2017PASP..129b4008A -
Publ. Astron. Soc. Pac., 129, part no 2, 4008-24008 (2017/February-0)
Citations and team sizes.
ABT H.A.
Abstract (from CDS):
I explore whether small or large teams produce the most important astronomical results, on average, using citation counts as our metric. I present evidence that citation counts indicate the importance of papers. For the 1343 papers published in A&A, ApJ, and MNRAS in 2012 January-February, I considered 4.5 years worth of citations. In each journal, there are larger citation counts for papers from large teams than from small teams by a factor of about 2. To check whether the results from 2012 were unusual, I collected data from 2013 for A&A and found it to be the same as that for 2012. Could the preponderance of papers by large teams be due to self-citations (i.e., citing and cited papers sharing one or more authors)?
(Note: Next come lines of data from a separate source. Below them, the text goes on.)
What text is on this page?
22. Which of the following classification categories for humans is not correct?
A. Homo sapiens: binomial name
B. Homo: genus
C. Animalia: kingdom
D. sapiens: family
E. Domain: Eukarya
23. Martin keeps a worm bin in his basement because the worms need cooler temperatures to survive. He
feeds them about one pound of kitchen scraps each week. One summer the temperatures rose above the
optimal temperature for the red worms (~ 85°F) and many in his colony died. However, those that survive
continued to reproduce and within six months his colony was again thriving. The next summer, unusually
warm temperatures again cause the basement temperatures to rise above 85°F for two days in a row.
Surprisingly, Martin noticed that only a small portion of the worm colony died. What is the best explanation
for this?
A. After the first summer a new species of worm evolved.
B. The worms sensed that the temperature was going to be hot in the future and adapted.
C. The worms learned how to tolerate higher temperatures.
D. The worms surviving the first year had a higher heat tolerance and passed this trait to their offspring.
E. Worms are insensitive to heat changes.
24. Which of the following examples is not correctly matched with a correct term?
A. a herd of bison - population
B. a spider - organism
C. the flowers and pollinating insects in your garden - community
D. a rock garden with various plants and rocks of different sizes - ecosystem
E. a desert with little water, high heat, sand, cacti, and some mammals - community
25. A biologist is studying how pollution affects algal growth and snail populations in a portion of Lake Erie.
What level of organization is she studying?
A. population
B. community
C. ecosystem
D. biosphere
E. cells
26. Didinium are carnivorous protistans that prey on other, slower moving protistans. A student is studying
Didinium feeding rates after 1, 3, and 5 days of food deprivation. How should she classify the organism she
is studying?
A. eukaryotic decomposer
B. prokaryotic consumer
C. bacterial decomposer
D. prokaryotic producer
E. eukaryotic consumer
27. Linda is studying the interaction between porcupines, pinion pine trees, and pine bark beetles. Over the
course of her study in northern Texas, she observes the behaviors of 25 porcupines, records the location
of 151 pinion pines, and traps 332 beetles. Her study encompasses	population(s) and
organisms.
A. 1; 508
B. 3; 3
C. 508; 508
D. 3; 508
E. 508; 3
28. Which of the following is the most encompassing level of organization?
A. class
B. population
To answer this, I looked at 136 papers with one to 266 authors and discovered a linear relation that ranges from a 12.7% self-citation rate for single-author papers to a 45.9% self-citation rate for papers with 100 authors. Correcting for these factors is not enough to explain the predominance of the papers with large teams. Then I computed citations per author. While large teams average more citations than small ones by a factor of 2, individuals on small teams average more citations than individuals on large teams by a factor of 6. The papers by large teams often have far more data, but those by small teams tend to discuss basic physical processes.